Output Over Labour
15 December 2025
With the approach of Christmas, and the encouragement of consumerism, and my stress-induced sink into the mind-numbing pit that is infinite scroller social media on my phone, I am noticing that output is more valuable than labour. At large, it is more important to have an item than to have a good one, for it to be cheap over durable. Whether the making of the item required any skill is not relevant, but the fact that the item is available right now is very much so.
It's hard to see the rise of Temu, outpacing even the convenience and cheap plastic novelty of Amazon, filling dumpsters with crappy trinkets. It's hard as someone who cares about labour to see generative AI tools used for everything under the sun from writing to logo design to music, when doing the work yourself is "too difficult" or "time consuming".
Hire someone! Or, God forbid, do the work yourself!
I am knitting my first ever sweater right now, and the pattern I am following has a much different gauge measurement than me.
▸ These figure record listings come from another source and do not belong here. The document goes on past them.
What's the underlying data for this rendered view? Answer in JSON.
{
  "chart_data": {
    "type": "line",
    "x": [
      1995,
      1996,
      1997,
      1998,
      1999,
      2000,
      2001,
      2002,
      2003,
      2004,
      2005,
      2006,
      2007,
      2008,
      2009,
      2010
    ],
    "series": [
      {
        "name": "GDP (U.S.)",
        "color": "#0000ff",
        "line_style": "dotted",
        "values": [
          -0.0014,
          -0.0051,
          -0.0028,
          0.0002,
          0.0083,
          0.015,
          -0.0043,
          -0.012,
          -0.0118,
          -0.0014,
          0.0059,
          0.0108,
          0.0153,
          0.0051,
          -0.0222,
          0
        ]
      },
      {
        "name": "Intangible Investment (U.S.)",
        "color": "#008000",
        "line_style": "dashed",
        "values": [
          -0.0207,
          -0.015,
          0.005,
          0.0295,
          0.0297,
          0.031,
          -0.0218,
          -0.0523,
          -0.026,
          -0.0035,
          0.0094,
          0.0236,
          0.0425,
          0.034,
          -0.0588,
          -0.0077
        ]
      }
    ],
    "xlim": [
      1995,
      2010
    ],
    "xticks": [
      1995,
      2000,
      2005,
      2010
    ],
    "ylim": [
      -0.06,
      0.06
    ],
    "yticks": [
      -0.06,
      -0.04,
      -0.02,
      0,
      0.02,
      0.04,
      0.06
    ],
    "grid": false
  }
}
I know this thing is going to turn out with the world's weirdest measurements and very obviously fit me poorly. But I am doing the labour myself. Not only do I get joy in the process, I will be proud of the end product and get to show it to people as something that came from my hands. This ugly sweater will not come from a network of servers that simultaneously drives up computer part prices, plagiarizes the work of real artists, and does measurable damage to the environment.
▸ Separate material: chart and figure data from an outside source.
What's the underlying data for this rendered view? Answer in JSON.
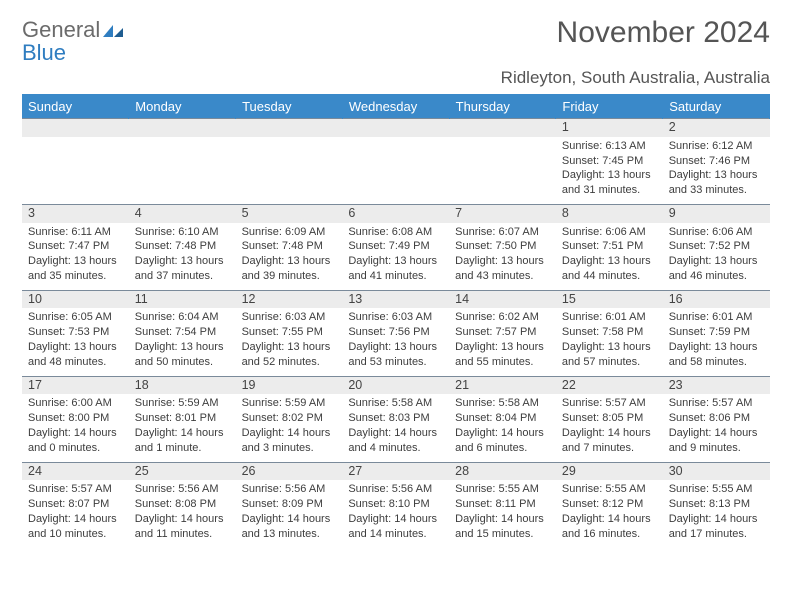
{
  "brand": {
    "wordA": "General",
    "wordB": "Blue",
    "iconColor": "#2f7dc0"
  },
  "title": "November 2024",
  "location": "Ridleyton, South Australia, Australia",
  "colors": {
    "headerBg": "#3a89c9",
    "headerText": "#ffffff",
    "bandBg": "#ececec",
    "bandBorder": "#7a8a9a",
    "text": "#3d3d3d",
    "logoGray": "#6b6b6b",
    "logoBlue": "#2f7dc0"
  },
  "weekdays": [
    "Sunday",
    "Monday",
    "Tuesday",
    "Wednesday",
    "Thursday",
    "Friday",
    "Saturday"
  ],
  "weeks": [
    {
      "dates": [
        "",
        "",
        "",
        "",
        "",
        "1",
        "2"
      ],
      "cells": [
        null,
        null,
        null,
        null,
        null,
        {
          "sunrise": "Sunrise: 6:13 AM",
          "sunset": "Sunset: 7:45 PM",
          "daylight": "Daylight: 13 hours and 31 minutes."
        },
        {
          "sunrise": "Sunrise: 6:12 AM",
          "sunset": "Sunset: 7:46 PM",
          "daylight": "Daylight: 13 hours and 33 minutes."
        }
      ]
    },
    {
      "dates": [
        "3",
        "4",
        "5",
        "6",
        "7",
        "8",
        "9"
      ],
      "cells": [
        {
          "sunrise": "Sunrise: 6:11 AM",
          "sunset": "Sunset: 7:47 PM",
          "daylight": "Daylight: 13 hours and 35 minutes."
        },
        {
          "sunrise": "Sunrise: 6:10 AM",
          "sunset": "Sunset: 7:48 PM",
          "daylight": "Daylight: 13 hours and 37 minutes."
        },
        {
          "sunrise": "Sunrise: 6:09 AM",
          "sunset": "Sunset: 7:48 PM",
          "daylight": "Daylight: 13 hours and 39 minutes."
        },
        {
          "sunrise": "Sunrise: 6:08 AM",
          "sunset": "Sunset: 7:49 PM",
          "daylight": "Daylight: 13 hours and 41 minutes."
        },
        {
          "sunrise": "Sunrise: 6:07 AM",
          "sunset": "Sunset: 7:50 PM",
          "daylight": "Daylight: 13 hours and 43 minutes."
        },
        {
          "sunrise": "Sunrise: 6:06 AM",
          "sunset": "Sunset: 7:51 PM",
          "daylight": "Daylight: 13 hours and 44 minutes."
        },
        {
          "sunrise": "Sunrise: 6:06 AM",
          "sunset": "Sunset: 7:52 PM",
          "daylight": "Daylight: 13 hours and 46 minutes."
        }
      ]
    },
    {
      "dates": [
        "10",
        "11",
        "12",
        "13",
        "14",
        "15",
        "16"
      ],
      "cells": [
        {
          "sunrise": "Sunrise: 6:05 AM",
          "sunset": "Sunset: 7:53 PM",
          "daylight": "Daylight: 13 hours and 48 minutes."
        },
        {
          "sunrise": "Sunrise: 6:04 AM",
          "sunset": "Sunset: 7:54 PM",
          "daylight": "Daylight: 13 hours and 50 minutes."
        },
        {
          "sunrise": "Sunrise: 6:03 AM",
          "sunset": "Sunset: 7:55 PM",
          "daylight": "Daylight: 13 hours and 52 minutes."
        },
        {
          "sunrise": "Sunrise: 6:03 AM",
          "sunset": "Sunset: 7:56 PM",
          "daylight": "Daylight: 13 hours and 53 minutes."
        },
        {
          "sunrise": "Sunrise: 6:02 AM",
          "sunset": "Sunset: 7:57 PM",
          "daylight": "Daylight: 13 hours and 55 minutes."
        },
        {
          "sunrise": "Sunrise: 6:01 AM",
          "sunset": "Sunset: 7:58 PM",
          "daylight": "Daylight: 13 hours and 57 minutes."
        },
        {
          "sunrise": "Sunrise: 6:01 AM",
          "sunset": "Sunset: 7:59 PM",
          "daylight": "Daylight: 13 hours and 58 minutes."
        }
      ]
    },
    {
      "dates": [
        "17",
        "18",
        "19",
        "20",
        "21",
        "22",
        "23"
      ],
      "cells": [
        {
          "sunrise": "Sunrise: 6:00 AM",
          "sunset": "Sunset: 8:00 PM",
          "daylight": "Daylight: 14 hours and 0 minutes."
        },
        {
          "sunrise": "Sunrise: 5:59 AM",
          "sunset": "Sunset: 8:01 PM",
          "daylight": "Daylight: 14 hours and 1 minute."
        },
        {
          "sunrise": "Sunrise: 5:59 AM",
          "sunset": "Sunset: 8:02 PM",
          "daylight": "Daylight: 14 hours and 3 minutes."
        },
        {
          "sunrise": "Sunrise: 5:58 AM",
          "sunset": "Sunset: 8:03 PM",
          "daylight": "Daylight: 14 hours and 4 minutes."
        },
        {
          "sunrise": "Sunrise: 5:58 AM",
          "sunset": "Sunset: 8:04 PM",
          "daylight": "Daylight: 14 hours and 6 minutes."
        },
        {
          "sunrise": "Sunrise: 5:57 AM",
          "sunset": "Sunset: 8:05 PM",
          "daylight": "Daylight: 14 hours and 7 minutes."
        },
        {
          "sunrise": "Sunrise: 5:57 AM",
          "sunset": "Sunset: 8:06 PM",
          "daylight": "Daylight: 14 hours and 9 minutes."
        }
      ]
    },
    {
      "dates": [
        "24",
        "25",
        "26",
        "27",
        "28",
        "29",
        "30"
      ],
      "cells": [
        {
          "sunrise": "Sunrise: 5:57 AM",
          "sunset": "Sunset: 8:07 PM",
          "daylight": "Daylight: 14 hours and 10 minutes."
        },
        {
          "sunrise": "Sunrise: 5:56 AM",
          "sunset": "Sunset: 8:08 PM",
          "daylight": "Daylight: 14 hours and 11 minutes."
        },
        {
          "sunrise": "Sunrise: 5:56 AM",
          "sunset": "Sunset: 8:09 PM",
          "daylight": "Daylight: 14 hours and 13 minutes."
        },
        {
          "sunrise": "Sunrise: 5:56 AM",
          "sunset": "Sunset: 8:10 PM",
          "daylight": "Daylight: 14 hours and 14 minutes."
        },
        {
          "sunrise": "Sunrise: 5:55 AM",
          "sunset": "Sunset: 8:11 PM",
          "daylight": "Daylight: 14 hours and 15 minutes."
        },
        {
          "sunrise": "Sunrise: 5:55 AM",
          "sunset": "Sunset: 8:12 PM",
          "daylight": "Daylight: 14 hours and 16 minutes."
        },
        {
          "sunrise": "Sunrise: 5:55 AM",
          "sunset": "Sunset: 8:13 PM",
          "daylight": "Daylight: 14 hours and 17 minutes."
        }
      ]
    }
  ]
}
This sweater is only a quarter complete. I have been working on it for a year. Granted, I took a 10 month break, but making a knit sweater by hand will never approach the manufacturing speed of a machine knit sweater. No one could afford the labour I have poured into this horrible little garment, nor would they want to. What if the design is no longer trendy when it's done? The colours out of season? SHEIN is selling them a more stylish sweater at the cost of a single ball of yarn. Whether that sweater survives until next winter is not even a question worth asking, because there will be more cheap sweaters to come.
To me, AI is accelerating an existing problem where patience is in decline and skillful labour feels as if it is shaking out a death rattle. I know there will always be a niche that craftsmanship can occupy, but working class people have been squeezed of their ability to engage meaningfully with craft. A family can't afford a dinner table and chair set from a carpenter. Even on the public scale, buildings don't have carved facades or inlaid stonework as often as they used to.
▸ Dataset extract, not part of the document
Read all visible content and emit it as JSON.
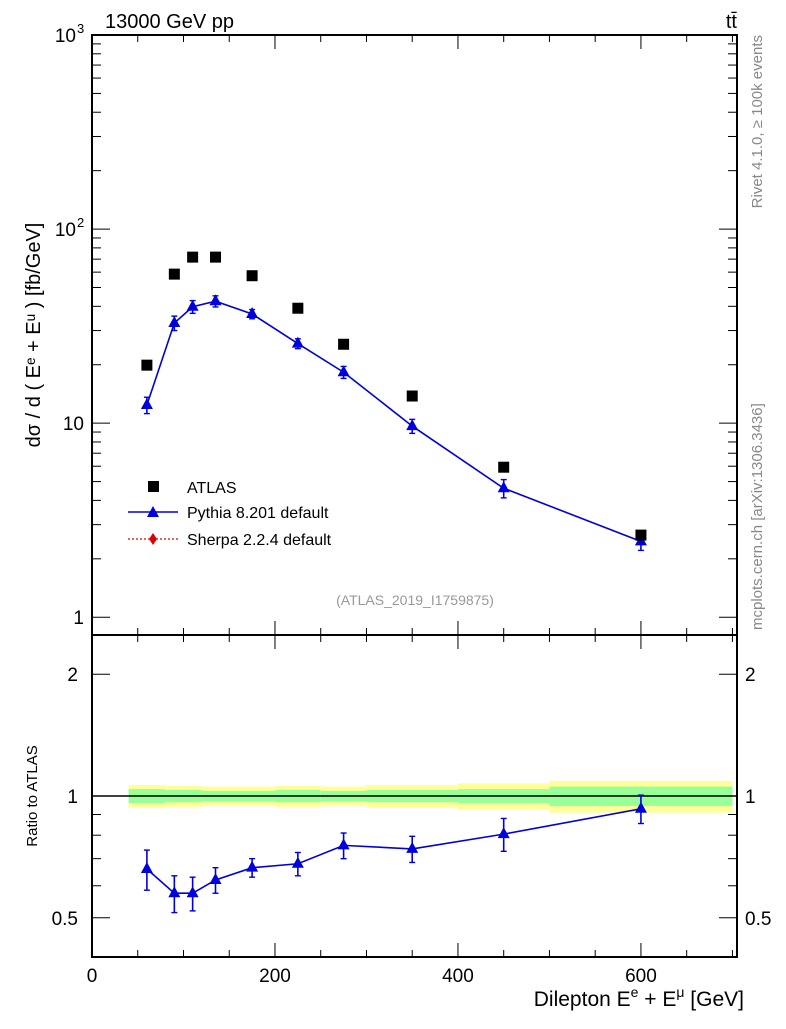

I want to value craftsmanship and labour in my life more. My ugly homemade sweater will be one of many projects that I will value. I make custom bookmarks for my reading, I paint my nails myself, one day I will finish my Ibérico magazine, and the two times a year I think of it, I update this website. I want to be happy with the items I have as well as the time that went into making them.
Over my Christmas break I think I will hammer out a detailed list of New Year's Resolutions for increasing the amount of labour I put into my life, as well as the community. The way labour shapes a community is a diary entry for another day.